Quando o clima mexe com marés, calendários e ciclos naturais

A redistribuição de água não afeta apenas o relógio abstrato dos físicos. Ela altera o comportamento dos oceanos e, por tabela, dos sistemas naturais que dependem dos ciclos de dia e noite. “O impacto imediato é pequeno, mas o sinal é inequívoco: o clima está escrevendo sua assinatura até na rotação do planeta”, afirma outro pesquisador ouvido pela reportagem. Marés, correntes marinhas e até a oscilação da crosta podem sofrer ajustes finos com o novo padrão de distribuição de massa.

A rotação mais lenta exige correções delicadas nos sistemas que dependem de tempo ultra preciso, como GPS, telecomunicações e redes elétricas. Desde a década de 1970, organismos internacionais inserem ou retiram “segundos bissextos” para manter os relógios atômicos alinhados com a rotação real da Terra. Com a influência crescente do derretimento de gelo, o calendário dessas correções pode precisar ser revisto nas próximas décadas. O estudo indica que, se o ritmo atual de perda de gelo se mantiver até 2050, a contribuição climática para o alongamento do dia pode superar em até 50% a de processos internos do planeta, como variações no núcleo líquido.

As mudanças também ecoam em escalas biológicas. Muitas espécies regulam ciclos de sono, reprodução e migração pela combinação de luminosidade e duração do dia. Uma alteração de poucos microssegundos anuais não muda comportamentos de imediato, mas expõe a sensibilidade do sistema Terra. “Quando enxergamos um efeito climático na rotação, entendemos que o problema deixou de ser apenas a temperatura média ou uma onda de calor extrema”, resume o estudo. A pesquisa reforça que o aquecimento global reorganiza, ao mesmo tempo, sistemas climáticos, geofísicos e biológicos.

Novas pesquisas, mais monitoramento e uma pergunta em aberto

Os autores defendem a ampliação da rede de satélites, marégrafos e estações geodésicas capazes de medir, com precisão de milímetros e microssegundos, a resposta do planeta ao aquecimento. O estudo divulgado em 13 de março de 2026 já se apoia em séries temporais de mais de 30 anos, mas os pesquisadores consideram esse período curto diante de fenômenos que operam em escalas de séculos. A recomendação é clara: acompanhar ano a ano o avanço do derretimento, principalmente na Groenlândia e na Antártida, e integrar essas informações a modelos usados em previsões climáticas e em planejamento costeiro.

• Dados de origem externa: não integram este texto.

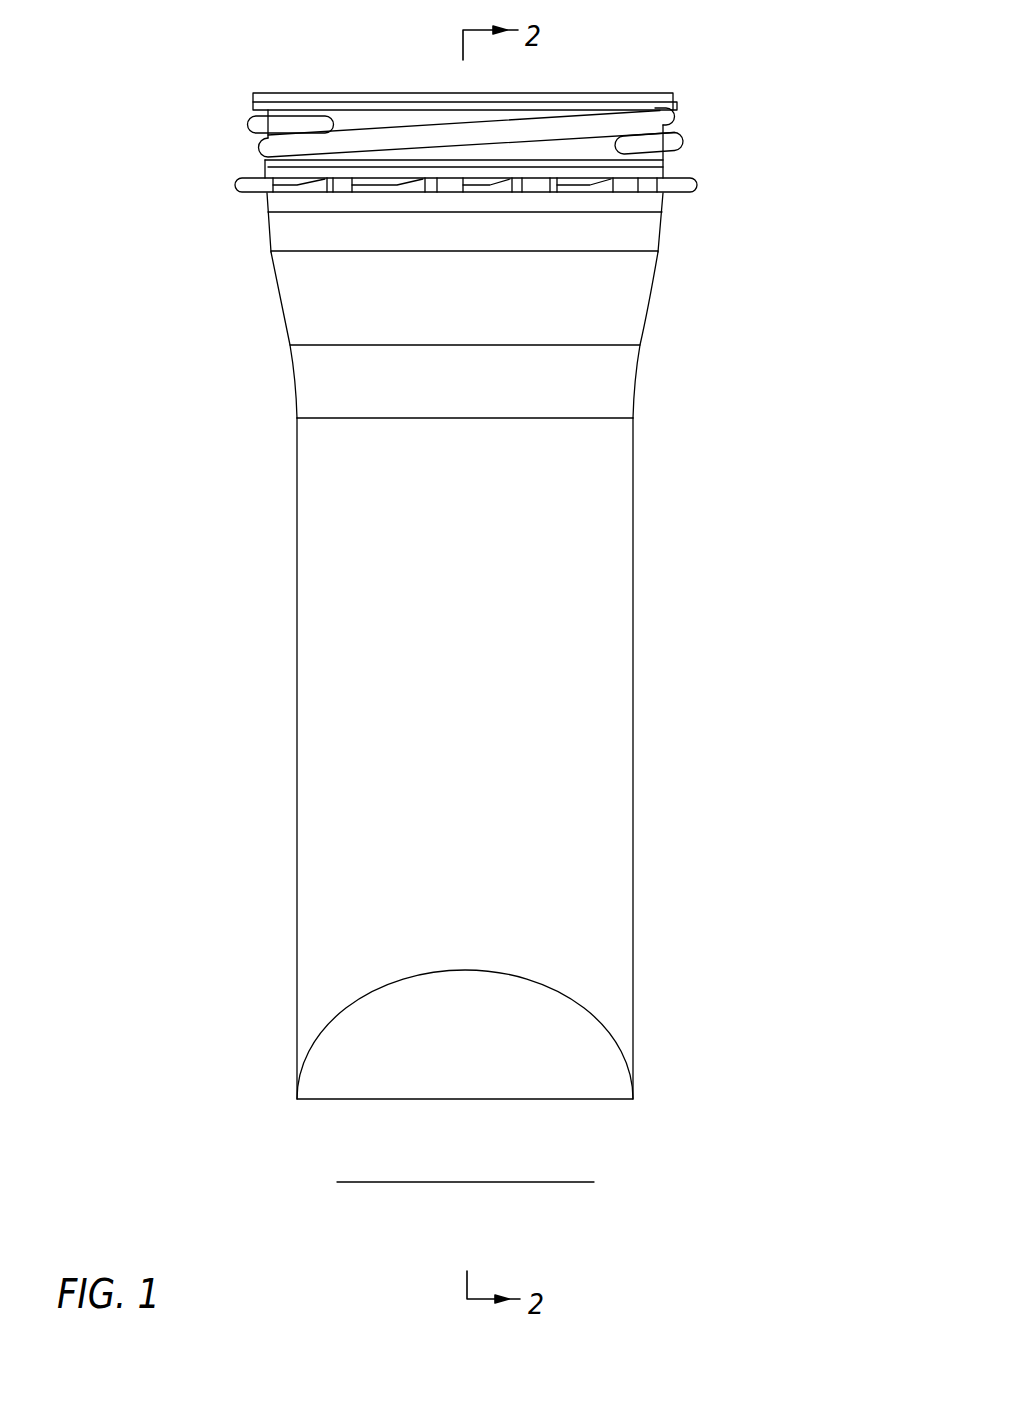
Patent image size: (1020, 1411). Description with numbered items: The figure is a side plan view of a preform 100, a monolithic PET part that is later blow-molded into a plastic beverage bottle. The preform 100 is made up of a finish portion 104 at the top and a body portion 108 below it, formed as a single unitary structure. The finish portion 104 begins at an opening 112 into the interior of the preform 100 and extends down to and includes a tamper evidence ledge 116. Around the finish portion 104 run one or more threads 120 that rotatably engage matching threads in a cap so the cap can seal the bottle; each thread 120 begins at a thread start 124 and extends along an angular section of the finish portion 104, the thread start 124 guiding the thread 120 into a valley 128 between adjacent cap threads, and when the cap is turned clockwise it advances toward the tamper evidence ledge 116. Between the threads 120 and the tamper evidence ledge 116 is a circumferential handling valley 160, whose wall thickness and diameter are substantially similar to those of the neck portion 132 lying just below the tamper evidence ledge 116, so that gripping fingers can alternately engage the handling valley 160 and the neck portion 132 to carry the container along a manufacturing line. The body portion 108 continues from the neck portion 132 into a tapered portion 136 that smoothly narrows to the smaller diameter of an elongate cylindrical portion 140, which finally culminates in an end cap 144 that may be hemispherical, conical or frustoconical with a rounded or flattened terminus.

A descoberta estreia um novo capítulo no debate sobre políticas ambientais. A discussão deixa de tratar apenas de centímetros de elevação do nível do mar ou de porcentuais de redução de emissões e passa a incluir uma questão mais ampla: até onde a atividade humana pode alterar propriedades físicas básicas do planeta, como a duração do dia? A resposta parcial, oferecida pelo estudo, é desconfortável. O clima já começou a mexer no relógio da Terra. O tamanho dessa interferência, e por quanto tempo ela continuará a crescer, agora depende das decisões que governos, empresas e sociedade tomam nas próximas décadas.